Here's the ingredients I started with, except one important one I forgot (oops! I will let you see if you can figure out which one it is).
Ingredients for maple balsamic reduction:
- 1 cup balsamic vinegar
- 1/2 cup Sap Hound Organic Maple Syrup
- 1 heaping teaspoon of chopped fresh rosemary (or your favorite herb)
Ingredients for crostini:
- 1 tomato
- 1 baguette
- fresh mozzarella cheese
- salt & pepper
- fresh basil leaves
- fresh chives
Directions for the Maple Balsamic Reduction:
- Combine balsamic vinegar, maple syrup, and herbs into a nonreactive pot.

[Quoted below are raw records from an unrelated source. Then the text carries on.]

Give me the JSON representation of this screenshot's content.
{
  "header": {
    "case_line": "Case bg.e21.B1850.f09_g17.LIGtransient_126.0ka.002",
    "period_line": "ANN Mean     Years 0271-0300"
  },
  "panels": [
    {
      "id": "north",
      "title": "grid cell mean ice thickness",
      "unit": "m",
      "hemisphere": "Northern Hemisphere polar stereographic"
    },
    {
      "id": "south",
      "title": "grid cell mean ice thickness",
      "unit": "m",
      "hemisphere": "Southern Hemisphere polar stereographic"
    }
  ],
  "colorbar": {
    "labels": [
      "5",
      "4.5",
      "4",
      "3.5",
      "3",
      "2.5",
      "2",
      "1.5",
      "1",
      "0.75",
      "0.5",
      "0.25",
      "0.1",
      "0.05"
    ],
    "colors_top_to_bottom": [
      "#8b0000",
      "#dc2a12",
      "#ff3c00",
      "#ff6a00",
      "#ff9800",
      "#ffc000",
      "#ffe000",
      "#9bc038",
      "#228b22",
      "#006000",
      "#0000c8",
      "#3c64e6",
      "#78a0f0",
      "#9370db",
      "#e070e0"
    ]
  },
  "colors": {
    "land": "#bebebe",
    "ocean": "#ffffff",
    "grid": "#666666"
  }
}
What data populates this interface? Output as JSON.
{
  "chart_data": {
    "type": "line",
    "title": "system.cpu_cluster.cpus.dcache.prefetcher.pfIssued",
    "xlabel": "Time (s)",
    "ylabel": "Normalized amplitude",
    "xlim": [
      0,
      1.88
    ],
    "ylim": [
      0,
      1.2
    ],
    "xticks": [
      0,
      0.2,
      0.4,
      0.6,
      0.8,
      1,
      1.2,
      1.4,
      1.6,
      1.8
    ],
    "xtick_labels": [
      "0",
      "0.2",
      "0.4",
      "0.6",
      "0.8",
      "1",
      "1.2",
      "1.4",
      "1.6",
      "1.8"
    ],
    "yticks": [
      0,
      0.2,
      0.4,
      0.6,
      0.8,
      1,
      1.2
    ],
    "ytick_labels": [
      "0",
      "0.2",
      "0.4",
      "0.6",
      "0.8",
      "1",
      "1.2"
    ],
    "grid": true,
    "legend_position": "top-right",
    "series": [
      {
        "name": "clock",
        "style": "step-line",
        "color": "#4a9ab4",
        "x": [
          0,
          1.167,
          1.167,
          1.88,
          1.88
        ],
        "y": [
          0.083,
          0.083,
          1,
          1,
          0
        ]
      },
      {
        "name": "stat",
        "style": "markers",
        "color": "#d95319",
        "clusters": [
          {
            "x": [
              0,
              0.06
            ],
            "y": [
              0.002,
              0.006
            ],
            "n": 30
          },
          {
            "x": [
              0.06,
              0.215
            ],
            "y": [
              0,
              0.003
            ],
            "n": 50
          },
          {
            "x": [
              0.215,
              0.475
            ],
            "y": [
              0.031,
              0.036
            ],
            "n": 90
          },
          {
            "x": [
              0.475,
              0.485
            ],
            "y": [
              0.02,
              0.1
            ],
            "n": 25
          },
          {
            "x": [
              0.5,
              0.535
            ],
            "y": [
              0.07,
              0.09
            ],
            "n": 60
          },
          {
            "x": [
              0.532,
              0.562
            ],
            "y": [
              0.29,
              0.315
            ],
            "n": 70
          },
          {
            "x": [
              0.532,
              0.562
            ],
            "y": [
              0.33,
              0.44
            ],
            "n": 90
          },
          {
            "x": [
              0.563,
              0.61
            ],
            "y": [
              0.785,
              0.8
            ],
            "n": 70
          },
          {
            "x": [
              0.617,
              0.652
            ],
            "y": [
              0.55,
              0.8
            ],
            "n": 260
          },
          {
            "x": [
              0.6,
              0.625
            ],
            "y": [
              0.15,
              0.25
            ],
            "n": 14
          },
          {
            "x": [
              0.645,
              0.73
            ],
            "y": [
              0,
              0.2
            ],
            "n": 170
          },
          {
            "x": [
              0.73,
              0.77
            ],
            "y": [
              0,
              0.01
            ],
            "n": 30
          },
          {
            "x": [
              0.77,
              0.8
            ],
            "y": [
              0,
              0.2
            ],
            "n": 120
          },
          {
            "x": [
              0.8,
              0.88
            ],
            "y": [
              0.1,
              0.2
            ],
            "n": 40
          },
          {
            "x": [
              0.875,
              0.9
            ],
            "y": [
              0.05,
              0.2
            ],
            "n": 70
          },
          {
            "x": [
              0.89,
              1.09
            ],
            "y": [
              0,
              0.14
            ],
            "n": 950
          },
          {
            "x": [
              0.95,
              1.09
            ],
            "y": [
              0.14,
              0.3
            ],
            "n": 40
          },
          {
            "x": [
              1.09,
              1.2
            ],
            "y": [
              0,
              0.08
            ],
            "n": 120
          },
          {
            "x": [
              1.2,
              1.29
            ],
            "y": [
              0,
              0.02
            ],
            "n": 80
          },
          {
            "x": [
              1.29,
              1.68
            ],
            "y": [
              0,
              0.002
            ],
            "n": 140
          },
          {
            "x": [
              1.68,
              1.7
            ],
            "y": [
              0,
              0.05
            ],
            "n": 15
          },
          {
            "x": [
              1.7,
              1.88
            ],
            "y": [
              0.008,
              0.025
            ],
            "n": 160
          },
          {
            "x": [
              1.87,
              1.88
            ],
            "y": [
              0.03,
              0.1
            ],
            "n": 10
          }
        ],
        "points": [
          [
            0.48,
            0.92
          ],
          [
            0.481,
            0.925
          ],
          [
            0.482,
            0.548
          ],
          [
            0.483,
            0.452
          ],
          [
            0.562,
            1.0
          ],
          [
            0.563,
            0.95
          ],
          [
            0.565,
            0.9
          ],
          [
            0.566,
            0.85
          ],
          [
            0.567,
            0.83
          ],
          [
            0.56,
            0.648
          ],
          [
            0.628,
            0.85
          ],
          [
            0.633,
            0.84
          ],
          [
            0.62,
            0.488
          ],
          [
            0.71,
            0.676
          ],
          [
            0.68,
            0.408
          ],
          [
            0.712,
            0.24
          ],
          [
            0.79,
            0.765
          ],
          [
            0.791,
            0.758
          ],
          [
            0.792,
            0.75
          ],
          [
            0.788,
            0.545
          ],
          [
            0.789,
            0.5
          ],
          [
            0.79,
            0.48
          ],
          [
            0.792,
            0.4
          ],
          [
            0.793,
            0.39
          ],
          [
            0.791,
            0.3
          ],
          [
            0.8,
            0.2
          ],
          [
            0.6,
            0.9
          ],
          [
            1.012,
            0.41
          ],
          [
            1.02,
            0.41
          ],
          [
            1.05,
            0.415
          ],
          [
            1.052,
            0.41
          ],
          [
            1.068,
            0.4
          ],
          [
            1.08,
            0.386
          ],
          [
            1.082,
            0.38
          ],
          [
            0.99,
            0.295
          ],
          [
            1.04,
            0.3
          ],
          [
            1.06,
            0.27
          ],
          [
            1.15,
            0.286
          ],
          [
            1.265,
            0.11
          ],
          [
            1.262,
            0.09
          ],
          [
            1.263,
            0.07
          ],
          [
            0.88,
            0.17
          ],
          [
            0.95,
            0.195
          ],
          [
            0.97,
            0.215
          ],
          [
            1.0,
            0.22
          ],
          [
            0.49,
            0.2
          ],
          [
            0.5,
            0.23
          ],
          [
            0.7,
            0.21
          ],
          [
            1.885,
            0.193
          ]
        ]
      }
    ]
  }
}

- Bring to a simmer on low, reduce 10-15 minutes. Keep an eye not to let it burn.
- Let cool.
Directions for the crostini:
- Slice baguette into thin pieces.
- Drizzle extra virgin olive oil on both sides of the slices.
- Season bread with salt and pepper.
- Bake at 350 degrees F for 10-20 minutes, until lightly brown, flipping the slices half way through.
- Slice mozzarella cheese and place onto of the warm baguette slices. Often I will put these back in the warm oven for a bit to get the cheese all warm and pleasantly comforting! But if you're eating these on a hot day, I would let it the cheese be.
- Top with slices of tomato and fresh basil leaves.
- Drizzle Maple Balsamic Reduction over each crostini.
- Chop chives and garnish.
- Season with salt & pepper as desired.